Veniamo al vino in questione, le cui uve vengono allevate all’interno del comune di Salorno su terreni calcarei con affioramenti di origine porfirica, argillosa, a circa 600 metri sul livello del mare. La materia prima appena vendemmiata viene cernita, diraspata e messa in tini di acciaio inox termo condizionati dove avviene una prima macerazione a freddo del mosto a contatto con le bucce (intorno agli 0°C). Quest’ultimo viene lentamente riportato a temperatura e viene avviata la fermentazione, al termine della quale si procede ad una macerazione post fermentativa medio corta (bucce-vino) in ambiente inerte. Segue la fermentazione malolattica in modo naturale ed effettuati i travasi il vino affina per il 50% in acciaio, e il 50% in barriques e tonneaux di secondo, terzo e quarto passaggio per almeno 18 mesi. Condivido la scelta di utilizzare contenitori “esausti”, lo scopo è dar maggior lustro alla materia prima e alle peculiarità del territorio. Segue un ulteriore anno di riposo tra acciaio e bottiglia prima della messa in vendita.

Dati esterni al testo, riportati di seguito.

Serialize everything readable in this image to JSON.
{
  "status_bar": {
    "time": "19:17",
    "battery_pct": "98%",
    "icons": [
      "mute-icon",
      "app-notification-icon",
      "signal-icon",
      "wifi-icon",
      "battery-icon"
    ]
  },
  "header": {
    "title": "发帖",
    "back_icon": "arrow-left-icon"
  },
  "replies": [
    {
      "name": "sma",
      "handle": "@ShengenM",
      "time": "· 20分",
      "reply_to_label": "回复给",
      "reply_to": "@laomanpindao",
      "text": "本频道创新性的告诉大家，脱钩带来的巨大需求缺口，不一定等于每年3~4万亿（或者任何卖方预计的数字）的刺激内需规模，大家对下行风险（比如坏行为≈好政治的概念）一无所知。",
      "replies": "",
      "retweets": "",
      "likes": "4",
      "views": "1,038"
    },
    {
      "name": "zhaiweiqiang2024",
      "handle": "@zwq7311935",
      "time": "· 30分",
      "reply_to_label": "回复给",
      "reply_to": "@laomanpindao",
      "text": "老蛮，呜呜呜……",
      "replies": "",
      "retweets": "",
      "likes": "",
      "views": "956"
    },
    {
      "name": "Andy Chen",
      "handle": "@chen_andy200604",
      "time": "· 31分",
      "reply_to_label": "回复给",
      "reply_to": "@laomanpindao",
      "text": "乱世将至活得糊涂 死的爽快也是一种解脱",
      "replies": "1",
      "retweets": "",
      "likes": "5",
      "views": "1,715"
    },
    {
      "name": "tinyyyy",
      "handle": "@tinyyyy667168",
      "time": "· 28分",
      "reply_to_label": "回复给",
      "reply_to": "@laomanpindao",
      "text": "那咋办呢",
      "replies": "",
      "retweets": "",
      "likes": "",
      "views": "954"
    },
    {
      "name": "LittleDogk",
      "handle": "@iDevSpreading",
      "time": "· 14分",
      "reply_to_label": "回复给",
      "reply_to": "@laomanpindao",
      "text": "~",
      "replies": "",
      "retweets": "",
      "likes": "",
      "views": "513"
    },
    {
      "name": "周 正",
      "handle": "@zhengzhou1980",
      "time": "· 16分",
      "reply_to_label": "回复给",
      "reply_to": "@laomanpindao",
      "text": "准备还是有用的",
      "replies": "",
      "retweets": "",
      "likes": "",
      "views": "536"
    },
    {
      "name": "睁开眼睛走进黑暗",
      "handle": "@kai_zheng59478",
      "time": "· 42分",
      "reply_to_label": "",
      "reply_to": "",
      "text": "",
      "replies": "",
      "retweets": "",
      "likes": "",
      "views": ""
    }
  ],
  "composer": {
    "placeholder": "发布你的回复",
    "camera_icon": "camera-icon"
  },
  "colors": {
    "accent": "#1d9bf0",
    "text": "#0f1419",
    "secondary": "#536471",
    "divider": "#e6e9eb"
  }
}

Versato all’interno di un ampio calice mostra tonalità rubino intenso, caldo con riflessi granata; media consistenza. Il frutto ben maturo in evidenza rimanda all’amarena, al mirtillo nero, spezie orientali, lieve vaniglia e liquirizia. A circa mezz’ora dalla mescita il comparto balsamico diviene particolarmente fresco e un ricordo di sottobosco rende l’insieme ancor più complesso.
Il registro gustativo è già piuttosto centrato, tannino percettibile seppur setoso, in bocca convince per profondità e sinergia tra parti sapide ed acide; convince soprattutto la profondità di questo vino e la totale assenza di alcol percepito. Perfetto su un piatto di gröstl, ovvero patate arrostite con carne, crauti e un uovo all’occhio di bue con speck ripassati in padella con burro d’alpeggio.